Member of the National Assembly of Pakistan
- In office 1 June 2013 – 31 May 2018
- Constituency: Reserved seat for women

Personal details
- Born: Shazia Sohail Mir
- Party: Pakistan Muslim League (N)

= Shazia Ashfaq Mattu =

Pakistani politician

Shazia Ashfaq Mattu is a Pakistani politician who had been a member of the National Assembly of Pakistan from June 2013 to May 2018.

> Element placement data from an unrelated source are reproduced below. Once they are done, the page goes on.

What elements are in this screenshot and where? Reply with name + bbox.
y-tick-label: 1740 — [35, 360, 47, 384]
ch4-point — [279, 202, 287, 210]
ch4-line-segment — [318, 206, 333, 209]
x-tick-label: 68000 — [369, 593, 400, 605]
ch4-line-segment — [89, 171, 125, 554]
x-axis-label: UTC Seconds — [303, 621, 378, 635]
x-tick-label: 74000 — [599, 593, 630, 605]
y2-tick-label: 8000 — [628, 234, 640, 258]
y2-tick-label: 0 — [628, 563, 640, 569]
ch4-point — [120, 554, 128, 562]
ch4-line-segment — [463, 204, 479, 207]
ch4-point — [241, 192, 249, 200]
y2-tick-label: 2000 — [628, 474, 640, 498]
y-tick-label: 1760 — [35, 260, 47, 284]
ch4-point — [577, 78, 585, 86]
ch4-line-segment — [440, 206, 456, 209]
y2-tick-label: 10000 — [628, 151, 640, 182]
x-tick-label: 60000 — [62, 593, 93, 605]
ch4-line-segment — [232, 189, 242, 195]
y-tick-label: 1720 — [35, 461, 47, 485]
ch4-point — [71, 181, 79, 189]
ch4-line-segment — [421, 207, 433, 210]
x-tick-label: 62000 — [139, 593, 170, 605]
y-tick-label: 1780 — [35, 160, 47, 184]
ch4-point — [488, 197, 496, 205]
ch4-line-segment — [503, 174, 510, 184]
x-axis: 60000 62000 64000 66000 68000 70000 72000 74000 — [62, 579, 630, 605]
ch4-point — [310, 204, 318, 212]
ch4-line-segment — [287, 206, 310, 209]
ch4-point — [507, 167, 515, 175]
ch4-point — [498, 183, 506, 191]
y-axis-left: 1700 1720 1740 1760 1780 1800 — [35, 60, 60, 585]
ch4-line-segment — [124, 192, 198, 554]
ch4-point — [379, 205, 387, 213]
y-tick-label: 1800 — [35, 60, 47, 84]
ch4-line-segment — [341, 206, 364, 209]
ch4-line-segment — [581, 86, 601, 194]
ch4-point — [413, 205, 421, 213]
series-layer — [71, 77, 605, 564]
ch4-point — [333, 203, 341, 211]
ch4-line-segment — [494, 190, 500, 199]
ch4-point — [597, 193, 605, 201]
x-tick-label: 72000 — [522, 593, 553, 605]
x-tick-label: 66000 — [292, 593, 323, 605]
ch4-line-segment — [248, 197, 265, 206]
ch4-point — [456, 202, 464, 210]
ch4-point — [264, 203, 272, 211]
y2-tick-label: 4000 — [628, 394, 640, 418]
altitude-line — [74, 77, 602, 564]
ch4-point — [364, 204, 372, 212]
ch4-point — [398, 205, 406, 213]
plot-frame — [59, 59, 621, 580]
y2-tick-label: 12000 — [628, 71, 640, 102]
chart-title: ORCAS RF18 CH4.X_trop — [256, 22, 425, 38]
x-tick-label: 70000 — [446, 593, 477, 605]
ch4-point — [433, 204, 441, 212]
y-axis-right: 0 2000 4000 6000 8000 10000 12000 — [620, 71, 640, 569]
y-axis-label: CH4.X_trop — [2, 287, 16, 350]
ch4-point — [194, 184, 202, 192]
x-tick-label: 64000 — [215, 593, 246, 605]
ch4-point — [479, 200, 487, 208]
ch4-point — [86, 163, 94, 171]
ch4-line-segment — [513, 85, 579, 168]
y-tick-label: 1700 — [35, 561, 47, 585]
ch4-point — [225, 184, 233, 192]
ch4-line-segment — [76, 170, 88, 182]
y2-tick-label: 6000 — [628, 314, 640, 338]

==Early life and education==
Mattu was born in Gujranwala. She received her degree of MA in Urdu from University of the Punjab, Lahore.

==Political career==
She was elected to the Provincial Assembly of the Punjab as a candidate of Pakistan Muslim League (N) from PP-95 (Gujranwala-V) constituency in the 2008 Pakistani general election.

She was indirectly elected to the National Assembly of Pakistan as a candidate of Pakistan Muslim League (N) on reserved seats for women from Punjab in the 2013 Pakistani general election.

On 13 May 2024, the Election Commission of Pakistan (ECP) suspended her membership as a member of the National Assembly. This action followed a Supreme Court of Pakistan decision to suspend the verdict of the Peshawar High Court, which had denied the allocation of a reserved seat to the PTI-Sunni Ittehad Council bloc.